Here's what can be inferred or stated based on the document's content:

1. A table of acceptance criteria and the reported device performance:

   • Not provided. The document states "We have reviewed your Section 510(k) premarket notification... and have determined the device is substantially equivalent...". It does not include specific performance metrics or acceptance criteria for the Freelite® Human Lambda Free Kit itself. Substantial equivalence is often based on demonstrating that a new device is as safe and effective as a legally marketed predicate device, not necessarily by meeting pre-defined quantitative acceptance criteria in this document.

2. Sample sizes used for the test set and the data provenance (e.g., country of origin of the data, retrospective or prospective):

   • Not provided. The document does not describe any specific test set data or its provenance.

3. Number of experts used to establish the ground truth for the test set and the qualifications of those experts (e.g., radiologist with 10 years of experience):

   • Not provided. No information about ground truth establishment or experts is included.

4. Adjudication method (e.g., 2+1, 3+1, none) for the test set:

   • Not provided. There is no mention of an adjudication method as no test set details are given.

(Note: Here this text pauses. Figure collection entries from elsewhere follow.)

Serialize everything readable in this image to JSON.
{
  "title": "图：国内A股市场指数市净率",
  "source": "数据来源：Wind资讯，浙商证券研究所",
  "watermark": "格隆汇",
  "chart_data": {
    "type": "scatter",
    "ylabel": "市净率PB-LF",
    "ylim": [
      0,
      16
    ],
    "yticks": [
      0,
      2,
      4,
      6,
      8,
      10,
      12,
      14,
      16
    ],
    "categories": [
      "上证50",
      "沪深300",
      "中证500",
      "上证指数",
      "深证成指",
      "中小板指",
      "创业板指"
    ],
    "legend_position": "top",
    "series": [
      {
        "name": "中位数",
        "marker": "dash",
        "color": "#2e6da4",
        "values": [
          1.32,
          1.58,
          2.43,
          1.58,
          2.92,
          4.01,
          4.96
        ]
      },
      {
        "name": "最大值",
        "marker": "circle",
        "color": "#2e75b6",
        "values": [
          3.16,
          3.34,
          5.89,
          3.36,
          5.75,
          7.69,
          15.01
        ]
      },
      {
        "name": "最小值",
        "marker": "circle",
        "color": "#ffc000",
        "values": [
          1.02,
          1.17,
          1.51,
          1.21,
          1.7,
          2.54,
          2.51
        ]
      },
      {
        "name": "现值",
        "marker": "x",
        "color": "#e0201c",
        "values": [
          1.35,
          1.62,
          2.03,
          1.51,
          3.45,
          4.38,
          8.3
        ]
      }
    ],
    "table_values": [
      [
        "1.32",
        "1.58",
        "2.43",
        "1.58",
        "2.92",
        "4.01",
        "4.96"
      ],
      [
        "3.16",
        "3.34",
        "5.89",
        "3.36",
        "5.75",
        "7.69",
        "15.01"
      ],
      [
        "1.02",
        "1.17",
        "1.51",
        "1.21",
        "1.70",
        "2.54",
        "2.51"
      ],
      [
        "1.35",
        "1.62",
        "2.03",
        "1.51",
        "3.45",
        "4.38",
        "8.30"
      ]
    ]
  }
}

5. If a multi-reader multi-case (MRMC) comparative effectiveness study was done, If so, what was the effect size of how much human readers improve with AI vs without AI assistance:

   • Not applicable / Not provided. This device is an "Immunoglobulin (light chain specific) immunological test system" intended for the quantitation of free light chains in serum and urine. It is an in vitro diagnostic (IVD) test, not an AI-assisted diagnostic imaging or interpretation tool for human readers. Therefore, an MRMC study comparing human readers with and without AI assistance is not relevant to this type of device.

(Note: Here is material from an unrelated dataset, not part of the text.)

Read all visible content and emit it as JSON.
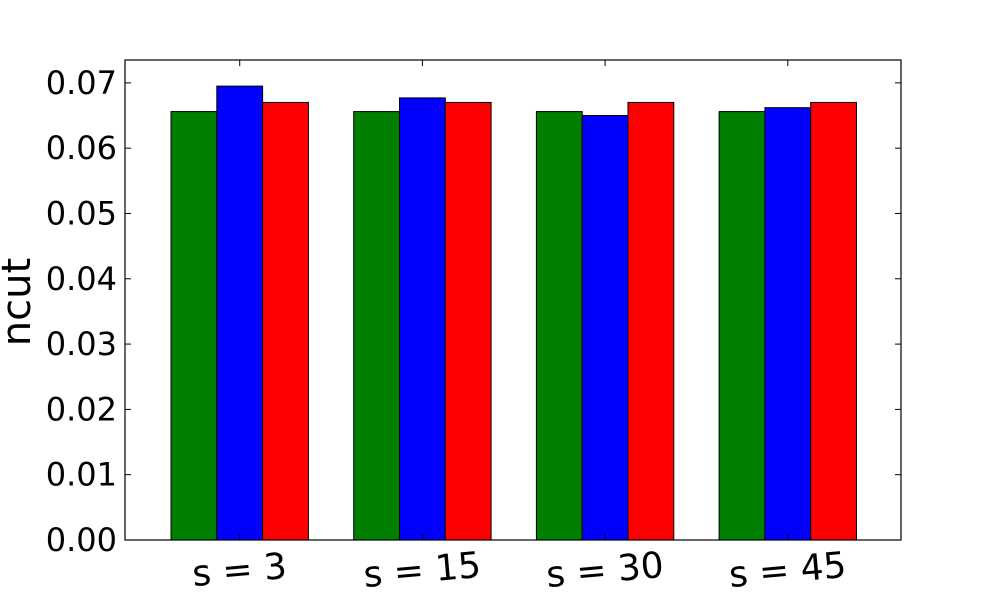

6. If a standalone (i.e., algorithm only without human-in-the-loop performance) was done:

   • Not explicitly stated, but implicitly "yes" as an IVD. As an in vitro diagnostic kit, the device itself performs the "algorithm" (i.e., the chemical and immunological reactions and detection) to quantify free light chains. Its performance is measured directly, often against a reference method or known concentrations, rather than being part of a human-in-the-loop system in the way AI algorithms are evaluated. However, the document does not provide details of such standalone performance studies.

7. The type of ground truth used (expert consensus, pathology, outcomes data, etc.):

   • Not provided. The document does not specify how ground truth was established for any studies that may have been submitted for the 510(k). For an IVD, ground truth would typically involve reference methods, confirmed clinical diagnoses, or established standards for protein quantification.

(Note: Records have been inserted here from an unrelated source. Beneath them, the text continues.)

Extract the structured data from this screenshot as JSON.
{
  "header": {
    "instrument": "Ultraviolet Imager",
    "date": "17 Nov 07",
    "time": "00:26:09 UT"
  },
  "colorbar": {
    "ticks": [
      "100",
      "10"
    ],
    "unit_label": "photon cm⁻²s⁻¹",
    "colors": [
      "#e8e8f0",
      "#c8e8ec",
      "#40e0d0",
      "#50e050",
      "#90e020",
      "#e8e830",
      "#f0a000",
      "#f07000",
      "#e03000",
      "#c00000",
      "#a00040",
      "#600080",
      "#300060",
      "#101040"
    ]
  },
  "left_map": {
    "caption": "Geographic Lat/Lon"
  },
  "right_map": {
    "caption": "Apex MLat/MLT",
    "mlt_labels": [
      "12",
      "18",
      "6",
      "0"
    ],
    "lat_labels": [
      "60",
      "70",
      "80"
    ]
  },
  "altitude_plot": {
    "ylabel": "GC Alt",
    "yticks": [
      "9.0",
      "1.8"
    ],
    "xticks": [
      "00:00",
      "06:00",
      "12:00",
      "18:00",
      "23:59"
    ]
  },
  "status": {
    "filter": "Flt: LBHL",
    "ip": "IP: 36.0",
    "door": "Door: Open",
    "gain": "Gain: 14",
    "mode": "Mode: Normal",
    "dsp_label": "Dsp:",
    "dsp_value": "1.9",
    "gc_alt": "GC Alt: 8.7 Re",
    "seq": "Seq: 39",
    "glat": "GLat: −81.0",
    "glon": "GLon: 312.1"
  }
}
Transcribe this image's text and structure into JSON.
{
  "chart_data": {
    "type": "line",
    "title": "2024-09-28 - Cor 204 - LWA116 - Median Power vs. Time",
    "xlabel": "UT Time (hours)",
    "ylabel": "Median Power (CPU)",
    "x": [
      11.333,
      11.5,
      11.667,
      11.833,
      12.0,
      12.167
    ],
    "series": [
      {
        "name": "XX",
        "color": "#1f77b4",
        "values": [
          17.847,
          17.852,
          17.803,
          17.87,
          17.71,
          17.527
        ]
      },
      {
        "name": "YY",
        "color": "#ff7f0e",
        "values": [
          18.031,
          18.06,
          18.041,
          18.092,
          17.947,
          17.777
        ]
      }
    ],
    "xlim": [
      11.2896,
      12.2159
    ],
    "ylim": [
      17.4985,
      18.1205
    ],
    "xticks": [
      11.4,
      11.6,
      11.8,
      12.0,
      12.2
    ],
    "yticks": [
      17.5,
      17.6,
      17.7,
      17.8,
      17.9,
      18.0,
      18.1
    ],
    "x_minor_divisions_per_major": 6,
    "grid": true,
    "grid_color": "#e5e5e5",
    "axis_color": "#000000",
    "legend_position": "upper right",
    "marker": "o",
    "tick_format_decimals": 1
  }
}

8. The sample size for the training set:

   • Not applicable / Not provided. This is an in vitro diagnostic kit, not a machine learning or AI algorithm that typically uses a "training set" in the computational sense. If any form of 'training' or calibration was done for the assay, the sample size or details are not mentioned.

9. How the ground truth for the training set was established:

   • Not applicable / Not provided. See explanation for #8.

In summary, the provided FDA 510(k) clearance letter acknowledges the submission and declares substantial equivalence. It is a regulatory document and does not contain the detailed technical and clinical study results that would provide answers to most of your specific questions. These details would typically be found in the manufacturer's 510(k) submission itself, which is not publicly available in its entirety without a Freedom of Information Act (FOIA) request.